Le cas de référence retenu ici porte sur 120 m², en zone H2b : après un bouquet complet, la consommation recule d'environ 14 900 kWh par an, soit près de 1 600 € au tarif de référence. Côté financement, l'assiette est plafonnée à 40 000 € HT dès trois classes gagnées, l'aide ANAH s'échelonne de 4 000 € à 32 000 € selon le revenu fiscal de référence, et l'accompagnement obligatoire est pris en charge jusqu'à 2 000 €.
Le gisement local se lit dans les mêmes données : 162 diagnostics publiés pour 1 000 résidences principales, environ 329 logements occupés par leur propriétaire, un bassin de travaux structuré autour de CU Angers Loire Métropole. Ce volume ne préjuge d'aucune éligibilité individuelle : il indique seulement où se concentrent, à Sarrigné, les situations où le scénario décrit sur cette page a le plus de chances d'être pertinent.
La densité de diagnostics renseigne sur la maturité du marché : 57 DPE publiés par l'ADEME à Sarrigné, soit 162 pour 1 000 résidences principales. Un tel volume conditionne les délais de un artisan formé aux enduits chaux-chanvre, dont l'intervention sur la rénovation d'un bâti antérieur à 1948 dure dix à seize semaines.
Deux classes ou trois, la différence est d'abord financière : 30 000 € HT contre 40 000 € HT d'assiette à Sarrigné. Le bâti ancien pesant environ 25 740 €, il reste à comparer le coût du lot supplémentaire au gain d'aide obtenu en franchissant le palier.
Exigence opposable à Sarrigné : une perméance compatible avec un mur capillaire (µ faible). Elle doit figurer sur le devis initial, pas seulement sur la facture. Un dossier de la rénovation d'un bâti antérieur à 1948 qui en fait l'économie s'expose à un refus de prise en charge, l'aide comme le CEE s'appuyant sur ce critère.
À l'échelle intercommunale, à Sarrigné relève de CU Angers Loire Métropole.
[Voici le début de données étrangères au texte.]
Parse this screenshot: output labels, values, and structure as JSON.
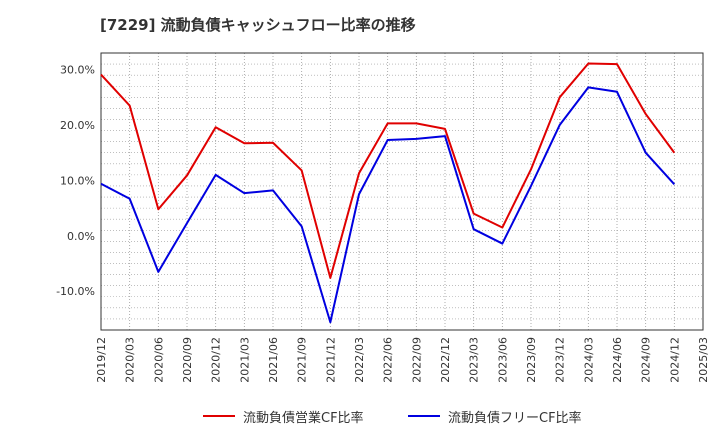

Les permanences France Rénov' de ce périmètre instruisent les demandes portant sur la rénovation d'un bâti antérieur à 1948 et recensent les aides locales cumulables, qui viennent en déduction du reste à charge calculé plus haut.
Le climat entre dans le calcul réglementaire : la zone H2b applicable à Sarrigné correspond à une base de 225 kWh/m²/an. Plus cette base est élevée, plus la rénovation d'un bâti antérieur à 1948 rentabilise vite son surcoût, à performance identique.
Point de vigilance financier à Sarrigné : un isolant étanche à la vapeur posé sur un mur qui doit sécher. Une reprise représente 10 à 20 % du poste, soit 2 574 € à 5 148 €, sans nouvelle aide mobilisable — d'où l'intérêt d'un contrôle en cours de chantier plutôt qu'à la réception.
En cas de contrôle sur site à Sarrigné : la mention de une perméance compatible avec un mur capillaire (µ faible) sur le devis, la qualification RGE de un artisan formé aux enduits chaux-chanvre, et le relevé d'humidité des maçonneries avant fermeture. Un dossier complet sécurise jusqu'à 32 000 € d'aide ; un dossier incomplet suspend le versement jusqu'à régularisation.